Con soavi respiri Tu da l'aere sereno Concepisci la voce in mezzo al seno, E la volvi e la giri,
E la pieghi e l'intrecci, e sembri in tanto In sì vario mutar Proteo di canto. Or la voce abbassando, Con numeroso tuono,
De la piva e del flauto emuli il suono; Or lo spirto aguzzando, Mesci fughe e respiri, e gravi e lenti, Fai con gorgie iterate alti lamenti.
Or mormoreggi grave, E fra musici groppi, Con armonici trilli il canto addoppi. Or con pausa soave
I passaggi trattieni, et or veloce Dal bell'arco del sen scocchi la voce. Or la torci e ritorci, E con lubriche rote
Un Meandro a formar vieni di note; E l'allunghi e l'accorci, E con numeri obliqui in vari modi I tuoi groppi canori annodi e snodi.
Sembra musica scala La tua gola sonante, Ove libero scorre il fiato errante, Ch'or cadendo si cala,
Et or leve si leva, e 'n tai vicende, Fra viluppi di note, ascende e scende. Sì nel tempo d'aprile, Quando i vari colori
Con la bocca ridente apreno i fiori, Garruletto gentile Ti rammarichi e piangi, e l'amarezza, Che vien dal pianto, è d'armonia dolcezza.

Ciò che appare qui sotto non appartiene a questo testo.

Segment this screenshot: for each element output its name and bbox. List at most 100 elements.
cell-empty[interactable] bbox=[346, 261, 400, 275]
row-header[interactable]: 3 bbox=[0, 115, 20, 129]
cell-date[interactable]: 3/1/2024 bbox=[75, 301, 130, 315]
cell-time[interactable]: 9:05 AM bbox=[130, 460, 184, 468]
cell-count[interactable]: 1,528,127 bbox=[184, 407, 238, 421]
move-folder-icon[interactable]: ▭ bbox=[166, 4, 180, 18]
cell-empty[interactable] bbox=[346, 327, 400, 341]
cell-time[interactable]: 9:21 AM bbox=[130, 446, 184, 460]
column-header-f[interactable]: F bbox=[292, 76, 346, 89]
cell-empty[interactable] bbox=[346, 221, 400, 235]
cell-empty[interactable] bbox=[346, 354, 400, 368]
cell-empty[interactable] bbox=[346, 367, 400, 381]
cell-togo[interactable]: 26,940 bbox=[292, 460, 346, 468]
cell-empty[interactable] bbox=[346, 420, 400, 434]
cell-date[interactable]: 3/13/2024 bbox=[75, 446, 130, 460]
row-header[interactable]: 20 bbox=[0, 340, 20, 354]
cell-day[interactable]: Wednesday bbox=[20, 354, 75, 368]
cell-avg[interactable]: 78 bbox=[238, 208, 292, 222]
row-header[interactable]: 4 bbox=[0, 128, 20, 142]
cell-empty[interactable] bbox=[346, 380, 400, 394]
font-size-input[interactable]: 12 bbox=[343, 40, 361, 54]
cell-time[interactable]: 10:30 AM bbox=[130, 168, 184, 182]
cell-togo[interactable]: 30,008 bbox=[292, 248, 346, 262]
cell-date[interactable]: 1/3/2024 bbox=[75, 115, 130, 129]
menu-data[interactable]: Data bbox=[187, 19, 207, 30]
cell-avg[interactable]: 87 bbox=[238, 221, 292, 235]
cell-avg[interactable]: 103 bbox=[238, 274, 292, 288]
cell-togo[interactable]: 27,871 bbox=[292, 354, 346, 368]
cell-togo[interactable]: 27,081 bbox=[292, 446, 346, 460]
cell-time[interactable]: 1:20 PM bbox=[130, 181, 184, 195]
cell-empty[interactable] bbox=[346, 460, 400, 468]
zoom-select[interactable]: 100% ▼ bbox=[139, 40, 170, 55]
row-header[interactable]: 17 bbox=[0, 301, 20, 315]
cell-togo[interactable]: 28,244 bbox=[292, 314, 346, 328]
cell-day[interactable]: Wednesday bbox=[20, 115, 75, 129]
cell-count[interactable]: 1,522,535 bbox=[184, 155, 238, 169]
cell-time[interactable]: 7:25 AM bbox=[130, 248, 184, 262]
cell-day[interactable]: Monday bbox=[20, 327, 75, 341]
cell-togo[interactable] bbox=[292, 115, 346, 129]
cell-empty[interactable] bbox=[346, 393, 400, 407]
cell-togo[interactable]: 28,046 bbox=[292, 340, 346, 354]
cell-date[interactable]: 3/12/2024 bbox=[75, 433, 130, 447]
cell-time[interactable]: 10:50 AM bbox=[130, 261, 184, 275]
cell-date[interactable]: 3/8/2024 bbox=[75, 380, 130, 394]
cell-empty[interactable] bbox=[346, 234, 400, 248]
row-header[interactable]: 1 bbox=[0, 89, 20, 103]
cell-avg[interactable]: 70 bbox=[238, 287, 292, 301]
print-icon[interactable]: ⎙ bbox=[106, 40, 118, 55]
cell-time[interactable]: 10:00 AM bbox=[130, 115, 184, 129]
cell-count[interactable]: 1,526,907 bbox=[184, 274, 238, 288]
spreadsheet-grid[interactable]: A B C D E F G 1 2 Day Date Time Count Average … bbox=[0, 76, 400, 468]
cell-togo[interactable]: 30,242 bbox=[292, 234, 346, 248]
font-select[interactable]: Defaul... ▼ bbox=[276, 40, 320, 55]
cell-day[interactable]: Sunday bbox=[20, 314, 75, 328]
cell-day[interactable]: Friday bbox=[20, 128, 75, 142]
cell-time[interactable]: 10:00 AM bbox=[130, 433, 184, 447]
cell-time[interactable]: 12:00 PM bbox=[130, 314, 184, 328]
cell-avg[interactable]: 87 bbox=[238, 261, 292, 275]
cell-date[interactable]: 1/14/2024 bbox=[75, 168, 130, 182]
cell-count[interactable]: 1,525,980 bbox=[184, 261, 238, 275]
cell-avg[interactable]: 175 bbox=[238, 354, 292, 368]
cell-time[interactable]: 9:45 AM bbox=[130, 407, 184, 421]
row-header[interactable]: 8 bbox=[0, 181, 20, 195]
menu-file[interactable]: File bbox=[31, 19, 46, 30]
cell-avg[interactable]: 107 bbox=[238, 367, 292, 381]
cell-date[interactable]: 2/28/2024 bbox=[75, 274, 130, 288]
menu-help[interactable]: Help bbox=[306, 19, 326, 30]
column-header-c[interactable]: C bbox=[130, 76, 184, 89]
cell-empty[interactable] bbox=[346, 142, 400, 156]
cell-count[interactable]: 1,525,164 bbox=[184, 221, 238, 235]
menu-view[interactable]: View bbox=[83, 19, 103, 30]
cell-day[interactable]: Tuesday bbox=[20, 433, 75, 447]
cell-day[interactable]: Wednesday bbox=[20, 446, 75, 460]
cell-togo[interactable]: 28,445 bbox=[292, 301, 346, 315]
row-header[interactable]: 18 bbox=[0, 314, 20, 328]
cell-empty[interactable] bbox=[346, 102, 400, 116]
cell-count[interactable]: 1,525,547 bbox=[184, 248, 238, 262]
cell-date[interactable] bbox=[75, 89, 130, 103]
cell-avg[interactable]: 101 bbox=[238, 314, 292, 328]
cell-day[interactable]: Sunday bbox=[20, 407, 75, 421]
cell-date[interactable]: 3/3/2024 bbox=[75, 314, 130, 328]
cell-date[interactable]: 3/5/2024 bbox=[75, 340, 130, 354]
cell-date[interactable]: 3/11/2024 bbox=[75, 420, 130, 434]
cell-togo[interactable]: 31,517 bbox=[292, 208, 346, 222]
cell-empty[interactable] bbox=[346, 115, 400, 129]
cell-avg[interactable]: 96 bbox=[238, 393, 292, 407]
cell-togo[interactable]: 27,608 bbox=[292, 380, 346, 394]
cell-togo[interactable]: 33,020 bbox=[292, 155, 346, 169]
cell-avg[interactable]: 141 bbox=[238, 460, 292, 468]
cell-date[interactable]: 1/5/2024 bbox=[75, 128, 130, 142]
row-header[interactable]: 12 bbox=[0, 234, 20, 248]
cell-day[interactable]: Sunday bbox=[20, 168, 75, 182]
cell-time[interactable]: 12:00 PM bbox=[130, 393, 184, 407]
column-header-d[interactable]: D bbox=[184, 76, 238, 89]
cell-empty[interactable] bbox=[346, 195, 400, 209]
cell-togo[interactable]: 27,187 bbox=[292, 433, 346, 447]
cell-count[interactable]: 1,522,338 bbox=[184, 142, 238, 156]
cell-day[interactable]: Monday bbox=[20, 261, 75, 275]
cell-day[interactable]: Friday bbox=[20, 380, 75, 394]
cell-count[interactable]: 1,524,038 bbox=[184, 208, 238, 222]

Ben dal campo d'Eliso, Peregrino augelletto, Venisti a noi qual messaggiero eletto; E se piangi nel riso,
Ti lagni sol perché fra stelo e stelo, Il bel nido ch'hai qui, vorresti in cielo. Ma da lochi sì foschi Drizza rapido l'ale
A la magion del mio bel Sol fatale; Parti, parti dai boschi; E s'albergar nel paradiso vuoi, Il trovarai là ne' begli occhi suoi.